Robert McCracken. Ex amateur turned professional boxer (33-2, 19 KO), took over as Performance Director of Boxing for Team GB in 2009, when Amateur British Boxing was at its lowest. 3 years later – Team GB took home 3 Gold Medals in Boxing at the Olympic Games, London 2012.
So who are the people responsible for shaping India’s Olympic Contingent? Are they capable of taking our athletes to Olympic glory? Are their positions as Head Coaches and Performance Directors justified? Are they to us what Rob McCracken is to GB?
The answer is in front of us – Rio, 2016, where it is safe to say that the Indian contingent has been largely poor in terms of performance, save for a few athletes that stood out despite missing out on medals. Poor compared to their individual performances at their respective World Championship events and qualifying competitions, where they competed to a level to be considered serious medal contenders. Sadly though, the sheer magnitude of the Olympic Games got to them when it mattered, thus leading to a meltdown. While it is normal for athletes to experience nerves before an event, channelizing it and focusing on the goal is part of an athletes training program. Part of the coaching and development process. Part of the coach’s responsibility.
So have our coaches done their jobs?
The answer is NO. Save for a few sports where we continue to do well, what Indian Olympic athletes largely need is the influx of foreign coaches. Period. Indian coaches are just not good enough to take athletes to the next level, as their foreign counterparts have done with their respective squads. The sooner we see that and rectify it, the better our athletes will get. Without a doubt. An interesting fact – China had 28 foreign coaches on their roster during the Olympic Games, Beijing 2008. How many medals did they win? Google it, I guarantee you the number will astound you.
Coaching is not what it used to be 10 years ago. Today’s coaching involves the use of technology and advanced sports equipment, strict diets and constant monitoring of an athlete’s life. Without these facilities and equipment, it is practically impossible to create world beaters. There is literally no room for error and gone are the days of the occasional cheat meal and parties. This is what professional sport has come to and it is time we accepted it and moved with the times. While skill is important, being in peak physical condition is crucial and that is where Indian athletes generally tend to take a hit. Every minute of every day counts – and that is what foreign coaches bring to the table. A wealth of experience, greater technical ability, sports technological know-how, discipline and most importantly the winning mentality.

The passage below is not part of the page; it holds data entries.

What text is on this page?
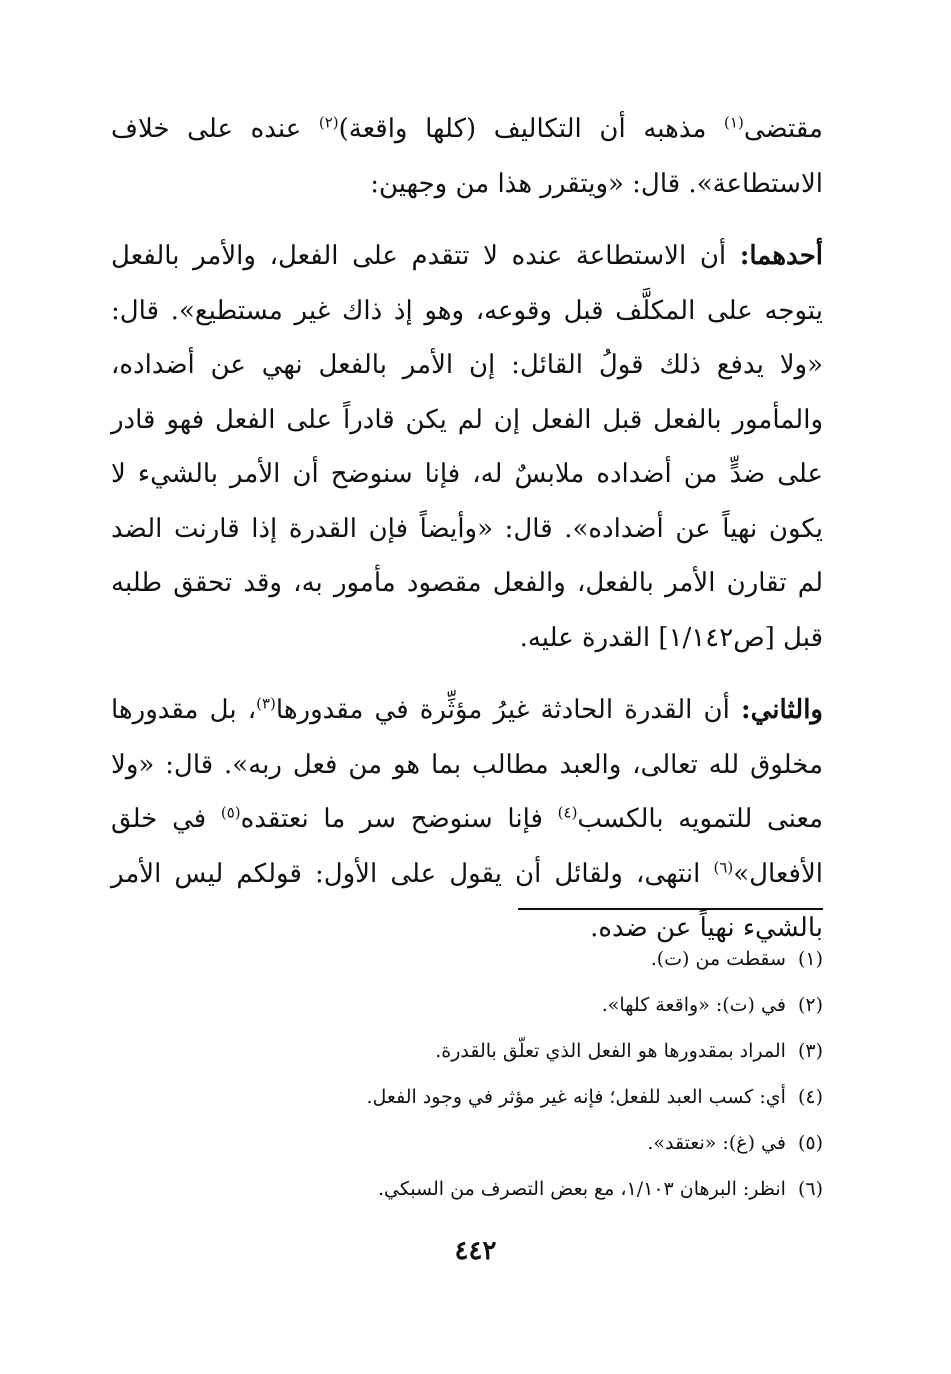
مقتضى$^{(١)}$ مذهبه أن التكاليف (كلها واقعة)$^{(٢)}$ عنده على خلاف الاستطاعة». قال: «ويتقرر هذا من وجهين:

أحدهما: أن الاستطاعة عنده لا تتقدم على الفعل، والأمر بالفعل يتوجه على المكلَّف قبل وقوعه، وهو إذ ذاك غير مستطيع». قال: «ولا يدفع ذلك قولُ القائل: إن الأمر بالفعل نهي عن أضداده، والمأمور بالفعل قبل الفعل إن لم يكن قادراً على الفعل فهو قادر على ضدٍّ من أضداده ملابسٌ له، فإنا سنوضح أن الأمر بالشيء لا يكون نهياً عن أضداده». قال: «وأيضاً فإن القدرة إذا قارنت الضد لم تقارن الأمر بالفعل، والفعل مقصود مأمور به، وقد تحقق طلبه قبل [ص١/١٤٢] القدرة عليه.

والثاني: أن القدرة الحادثة غيرُ مؤثِّرة في مقدورها$^{(٣)}$، بل مقدورها مخلوق لله تعالى، والعبد مطالب بما هو من فعل ربه». قال: «ولا معنى للتمويه بالكسب$^{(٤)}$ فإنا سنوضح سر ما نعتقده$^{(٥)}$ في خلق الأفعال»$^{(٦)}$ انتهى، ولقائل أن يقول على الأول: قولكم ليس الأمر بالشيء نهياً عن ضده.

(١)سقطت من (ت).
(٢)في (ت): «واقعة كلها».
(٣)المراد بمقدورها هو الفعل الذي تعلّق بالقدرة.
(٤)أي: كسب العبد للفعل؛ فإنه غير مؤثر في وجود الفعل.
(٥)في (غ): «نعتقد».
(٦)انظر: البرهان ١/١٠٣، مع بعض التصرف من السبكي.
٤٤٢
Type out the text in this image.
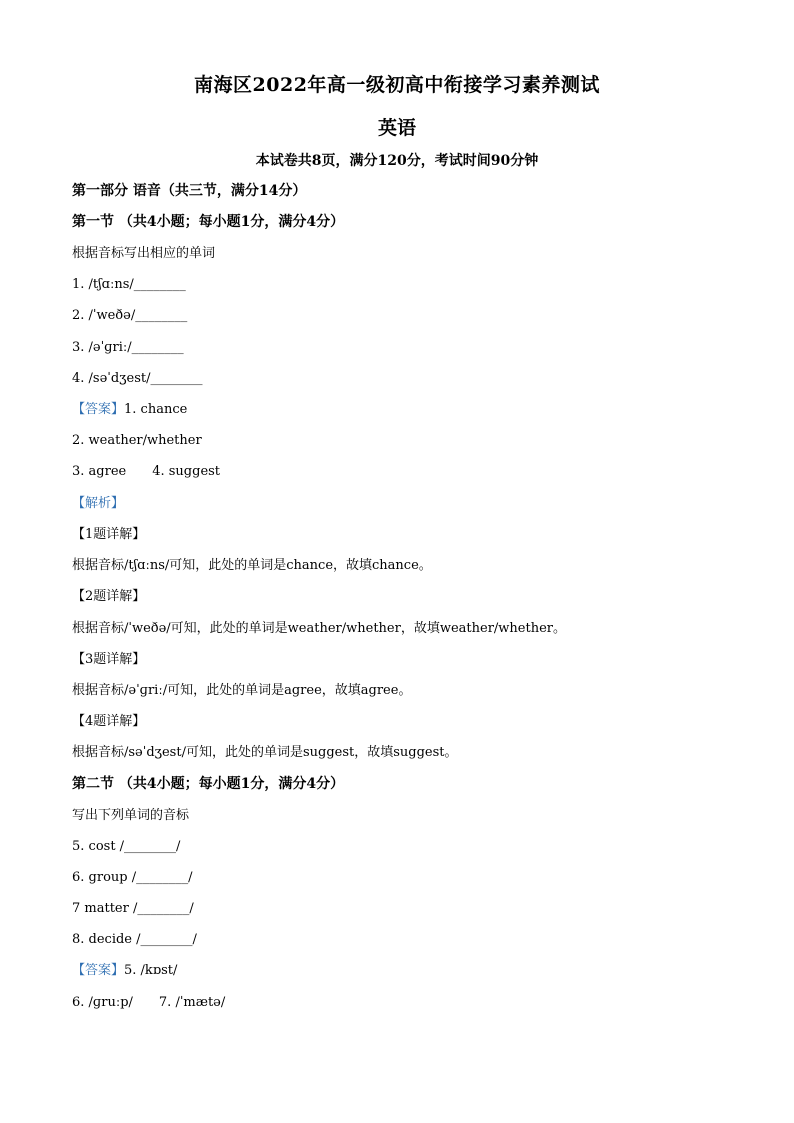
南海区2022年高一级初高中衔接学习素养测试
英语
本试卷共8页，满分120分，考试时间90分钟
第一部分 语音（共三节，满分14分）
第一节 （共4小题；每小题1分，满分4分）
根据音标写出相应的单词
1. /tʃɑːns/________
2. /ˈweðə/________
3. /əˈɡriː/________
4. /səˈdʒest/________
【答案】1. chance
2. weather/whether
3. agree 4. suggest
【解析】
【1题详解】
根据音标/tʃɑːns/可知，此处的单词是chance，故填chance。
【2题详解】
根据音标/ˈweðə/可知，此处的单词是weather/whether，故填weather/whether。
【3题详解】
根据音标/əˈɡriː/可知，此处的单词是agree，故填agree。
【4题详解】
根据音标/səˈdʒest/可知，此处的单词是suggest，故填suggest。
第二节 （共4小题；每小题1分，满分4分）
写出下列单词的音标
5. cost /________/
6. group /________/
7 matter /________/
8. decide /________/
【答案】5. /kɒst/
6. /ɡruːp/ 7. /ˈmætə/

Simply put, they know what it takes to win and have the roadmap for it. Follow them 100% and you will get there. Any less and you won’t. This is the difference and it is why our athletes have not been able to tango with the very best. Yet.

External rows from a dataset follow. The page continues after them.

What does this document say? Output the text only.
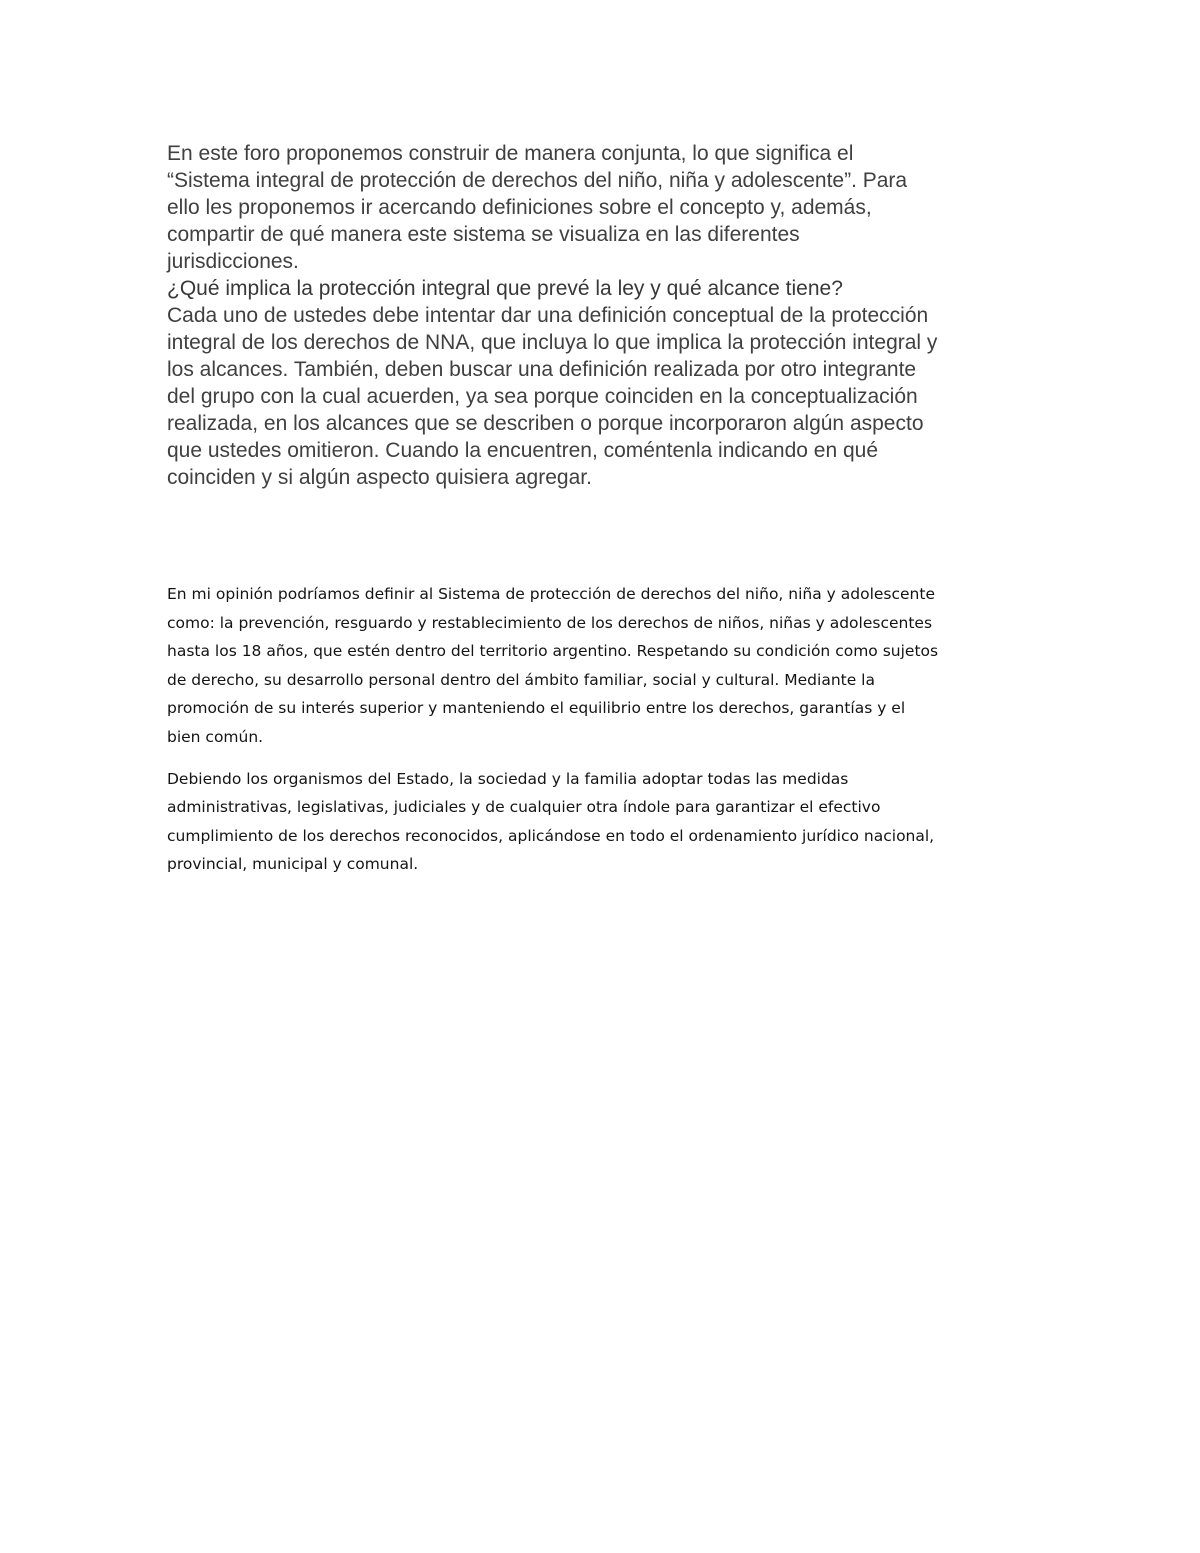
En este foro proponemos construir de manera conjunta, lo que significa el
“Sistema integral de protección de derechos del niño, niña y adolescente”. Para
ello les proponemos ir acercando definiciones sobre el concepto y, además,
compartir de qué manera este sistema se visualiza en las diferentes
jurisdicciones.

¿Qué implica la protección integral que prevé la ley y qué alcance tiene?

Cada uno de ustedes debe intentar dar una definición conceptual de la protección
integral de los derechos de NNA, que incluya lo que implica la protección integral y
los alcances. También, deben buscar una definición realizada por otro integrante
del grupo con la cual acuerden, ya sea porque coinciden en la conceptualización
realizada, en los alcances que se describen o porque incorporaron algún aspecto
que ustedes omitieron. Cuando la encuentren, coméntenla indicando en qué
coinciden y si algún aspecto quisiera agregar.

En mi opinión podríamos definir al Sistema de protección de derechos del niño, niña y adolescente
como: la prevención, resguardo y restablecimiento de los derechos de niños, niñas y adolescentes
hasta los 18 años, que estén dentro del territorio argentino. Respetando su condición como sujetos
de derecho, su desarrollo personal dentro del ámbito familiar, social y cultural. Mediante la
promoción de su interés superior y manteniendo el equilibrio entre los derechos, garantías y el
bien común.

Debiendo los organismos del Estado, la sociedad y la familia adoptar todas las medidas
administrativas, legislativas, judiciales y de cualquier otra índole para garantizar el efectivo
cumplimiento de los derechos reconocidos, aplicándose en todo el ordenamiento jurídico nacional,
provincial, municipal y comunal.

However credit must be given to the current Indian coaching contingent, all of whom have done a remarkable job in gearing our athletes for the Olympic Games. They deserve praise for getting our athletes there and should be given roles for the structure and development of the Indian youth. For the senior athletes though, it is time to give them they deserve, a legitimate shot at glory. It’s been too long and they deserve it.